Inevitably, Richard Burgon was on our screens again. There he was on Politics Live, sharing his insights into Labour’s heavy defeat. Depending on one’s feeling about the election result, the MP’s performance was either excruciating or entertaining. Asked by presenter Jo Coburn why Labour lost, he responded evasively and blandly that ‘we all need to take responsibility’. Pressed immediately on whether Corbyn himself had made any mistakes, he rambled on about the mistake of their ‘being persuaded as a party that people didn’t quite want to get Brexit done in the way they did’. He went on repetitively about ‘under-estimating’ this, ‘under-estimating how high that was on their priorities’. It was suggested to him that the blame for the annihilation was therefore down to Remainers and the Second Referendum contingent. Burgon was not, he declared to all of us, ‘into a blame game’. They don’t want to hear that unacceptable, judgmental-sounding word ‘blame’, when instead they can use that much nicer word ‘responsibility’ with all its connotations of noble burden-sharing. And if Burgon can fudge it by saying they all share it, none of the lot of them has to carry the can. Sorted.
And there’s the rub. The people who have now put themselves in the frame for running what remains of the Labour sideshow just don’t have the bottle or the honesty for telling it like it is. It was Corbyn and McDonnell and the rot and the fantasy that they presided over. It was the wholesale delusion that people with difficult lives are necessarily eaten up with class envy and couldn’t possibly vote for an Old Etonian. It was the stubborn belief that those taken-for-granted once Labour voters didn’t have the ability to listen to what was being said, that they would turn away and stick to their tribal allegiances. Patronising and insulting. But don’t expect any of the leadership contenders to say much about that.
Wealthy barrister Sir Keir Starmer, thought to be soon officially in the running for the leadership, has class and money on his mind, for sure. His Wikipedia page has recently been edited to remove the reference to his being a millionaire. He has also been telling BBC Radio 4 how his father was a toolmaker and worked in a factory. The Labour obsession with background has always run deep. As for his view on what went wrong and the way ahead, it’s about building on radicalism, keeping firmly to the Left, not oversteering.

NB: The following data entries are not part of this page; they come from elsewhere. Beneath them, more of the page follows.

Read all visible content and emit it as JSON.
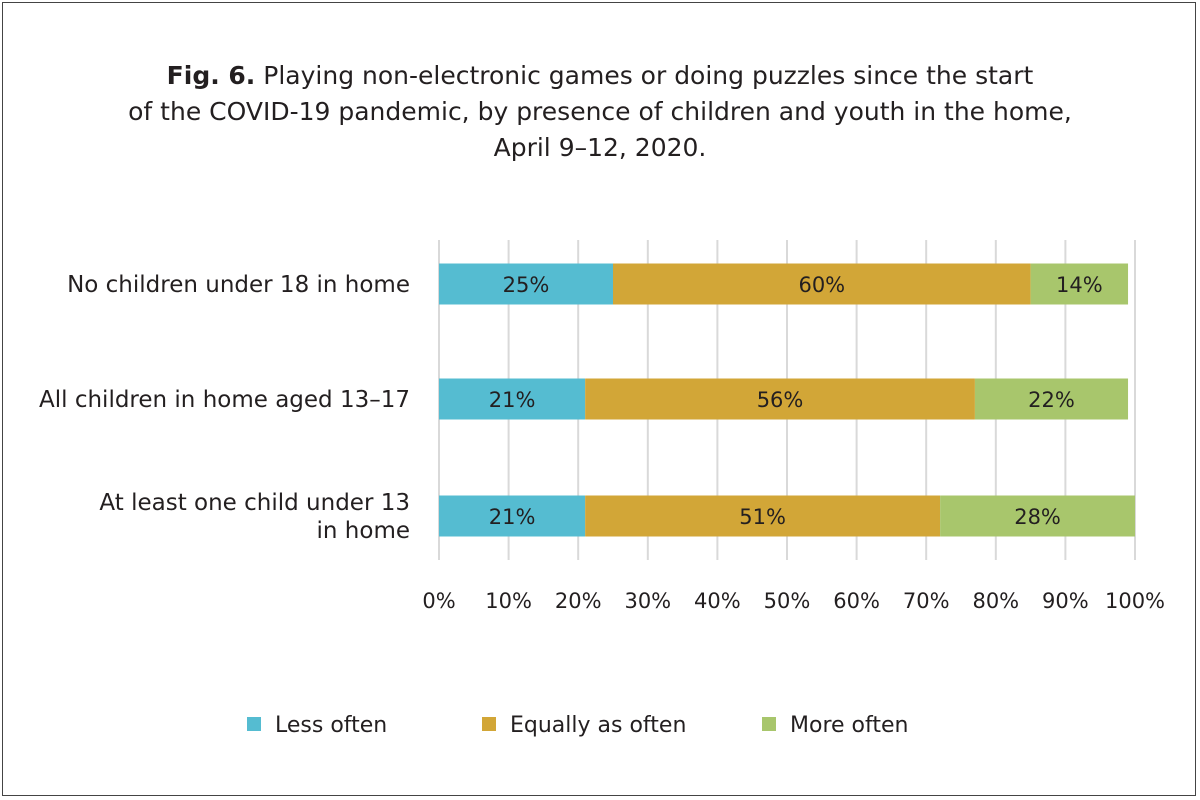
{
  "chart_data": {
    "type": "bar",
    "orientation": "horizontal",
    "stacked": true,
    "title_label": "Fig. 6.",
    "title_line1": "Playing non-electronic games or doing puzzles since the start",
    "title_line2": "of the COVID-19 pandemic, by presence of children and youth in the home,",
    "title_line3": "April 9–12, 2020.",
    "categories": [
      [
        "No children under 18 in home"
      ],
      [
        "All children in home aged 13–17"
      ],
      [
        "At least one child under 13",
        "in home"
      ]
    ],
    "series": [
      {
        "name": "Less often",
        "color": "#55bcd1",
        "values": [
          25,
          21,
          21
        ],
        "labels": [
          "25%",
          "21%",
          "21%"
        ]
      },
      {
        "name": "Equally as often",
        "color": "#d2a637",
        "values": [
          60,
          56,
          51
        ],
        "labels": [
          "60%",
          "56%",
          "51%"
        ]
      },
      {
        "name": "More often",
        "color": "#a8c66c",
        "values": [
          14,
          22,
          28
        ],
        "labels": [
          "14%",
          "22%",
          "28%"
        ]
      }
    ],
    "xlim": [
      0,
      100
    ],
    "xticks": [
      0,
      10,
      20,
      30,
      40,
      50,
      60,
      70,
      80,
      90,
      100
    ],
    "xtick_labels": [
      "0%",
      "10%",
      "20%",
      "30%",
      "40%",
      "50%",
      "60%",
      "70%",
      "80%",
      "90%",
      "100%"
    ],
    "grid": true,
    "legend_position": "bottom",
    "gridline_color": "#d9d9d9"
  }
}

On the Today programme Starmer’s turn of phrase, when describing how he and his colleagues failed to deal on doorsteps with the slogan ‘Get Brexit done’, was notably pugilistic. He kept using the term ‘knock it down’, ‘knock it flat’, ‘knock it back’, ‘should have . . . knocked it flat’. Well, the point was they didn’t because they didn’t know how to. It was something for which they paid a price at the ballot box.

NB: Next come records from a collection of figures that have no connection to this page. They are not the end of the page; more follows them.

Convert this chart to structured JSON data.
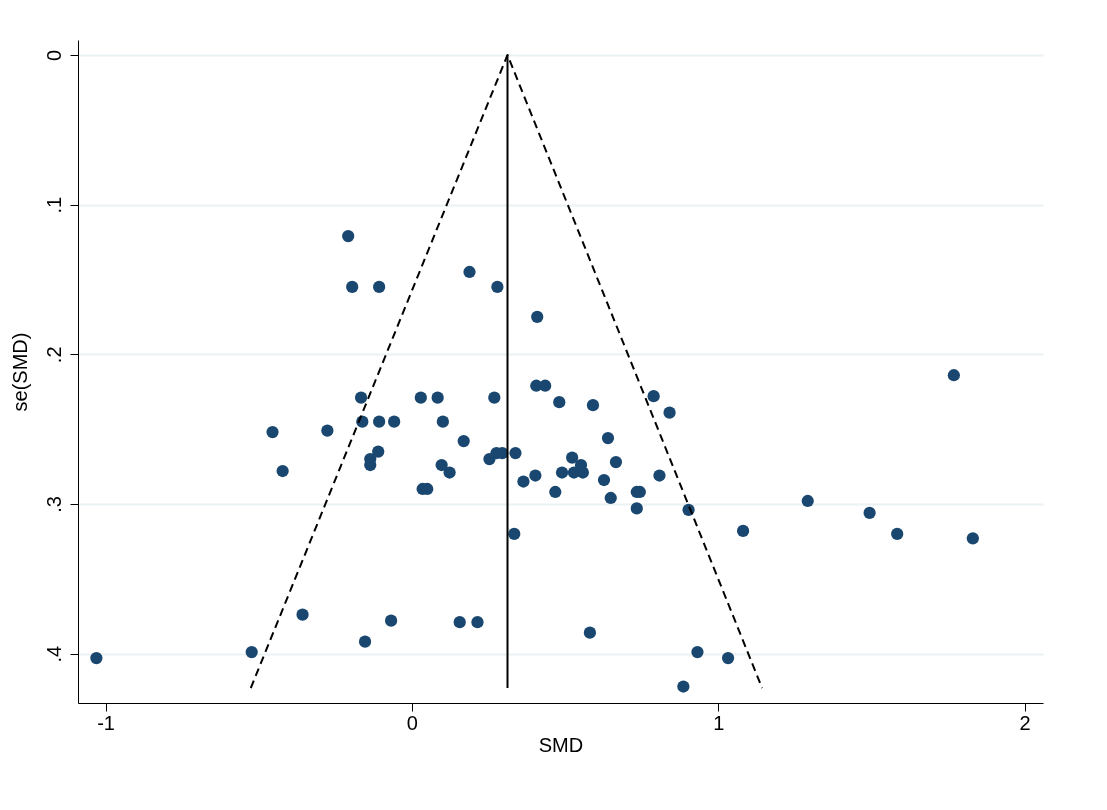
{
  "chart_data": {
    "type": "scatter",
    "xlabel": "SMD",
    "ylabel": "se(SMD)",
    "xlim": [
      -1.09,
      2.06
    ],
    "ylim": [
      0.433,
      -0.01
    ],
    "xticks": [
      -1,
      0,
      1,
      2
    ],
    "yticks": [
      0,
      {
        "value": 0.1,
        "label": ".1"
      },
      {
        "value": 0.2,
        "label": ".2"
      },
      {
        "value": 0.3,
        "label": ".3"
      },
      {
        "value": 0.4,
        "label": ".4"
      }
    ],
    "grid": "y",
    "series": [
      {
        "color": "#1a476f",
        "marker": "circle",
        "x": [
          -1.03,
          -0.523,
          -0.357,
          -0.153,
          -0.068,
          0.156,
          0.214,
          0.581,
          0.886,
          0.932,
          1.032,
          0.334,
          -0.208,
          -0.195,
          -0.107,
          0.188,
          0.279,
          0.409,
          0.406,
          0.435,
          0.481,
          0.591,
          0.789,
          0.841,
          1.769,
          -0.455,
          -0.422,
          -0.276,
          -0.166,
          -0.162,
          -0.107,
          -0.058,
          -0.11,
          -0.136,
          -0.136,
          0.029,
          0.084,
          0.101,
          0.097,
          0.035,
          0.05,
          0.169,
          0.123,
          0.269,
          0.253,
          0.276,
          0.295,
          0.338,
          0.364,
          0.403,
          0.468,
          0.49,
          0.523,
          0.529,
          0.552,
          0.558,
          0.627,
          0.64,
          0.666,
          0.649,
          0.734,
          0.744,
          0.734,
          0.808,
          0.903,
          1.081,
          1.292,
          1.494,
          1.584,
          1.831
        ],
        "values": [
          0.403,
          0.399,
          0.374,
          0.392,
          0.378,
          0.379,
          0.379,
          0.386,
          0.422,
          0.399,
          0.403,
          0.32,
          0.121,
          0.155,
          0.155,
          0.145,
          0.155,
          0.175,
          0.221,
          0.221,
          0.232,
          0.234,
          0.228,
          0.239,
          0.214,
          0.252,
          0.278,
          0.251,
          0.229,
          0.245,
          0.245,
          0.245,
          0.265,
          0.27,
          0.274,
          0.229,
          0.229,
          0.245,
          0.274,
          0.29,
          0.29,
          0.258,
          0.279,
          0.229,
          0.27,
          0.266,
          0.266,
          0.266,
          0.285,
          0.281,
          0.292,
          0.279,
          0.269,
          0.279,
          0.274,
          0.279,
          0.284,
          0.256,
          0.272,
          0.296,
          0.292,
          0.292,
          0.303,
          0.281,
          0.304,
          0.318,
          0.298,
          0.306,
          0.32,
          0.323
        ]
      },
      {
        "type": "line",
        "color": "#000000",
        "line_style": "solid",
        "x": [
          0.312,
          0.312
        ],
        "values": [
          0,
          0.423
        ]
      },
      {
        "type": "line",
        "color": "#000000",
        "line_style": "dashed",
        "x": [
          -0.526,
          0.312,
          1.143
        ],
        "values": [
          0.423,
          0,
          0.423
        ]
      }
    ]
  }
}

As an old friend (poet, retired Head of English) recently put it in an email reflecting on the new dawn, it had him channelling Norwegian sports commentator Borge Lillielien after Norway’s 2-1 victory against England in a World Cup UEFA qualifier in Oslo in 1981. ‘Tony Blair, Alastair Campbell, Andrew Adonis, John Major, Michael Heseltine, Matthew Parris, John Bercow, Dominic Grieve, Anna Soubry, David Gauke, Amber Rudd, Chuka Umunna, Keir Starmer, Emily Thornberry, Andrew Marr, Emily Maitlis, Robert Peston – your boys took a hell of a beating! Your boys took a hell of a beating.’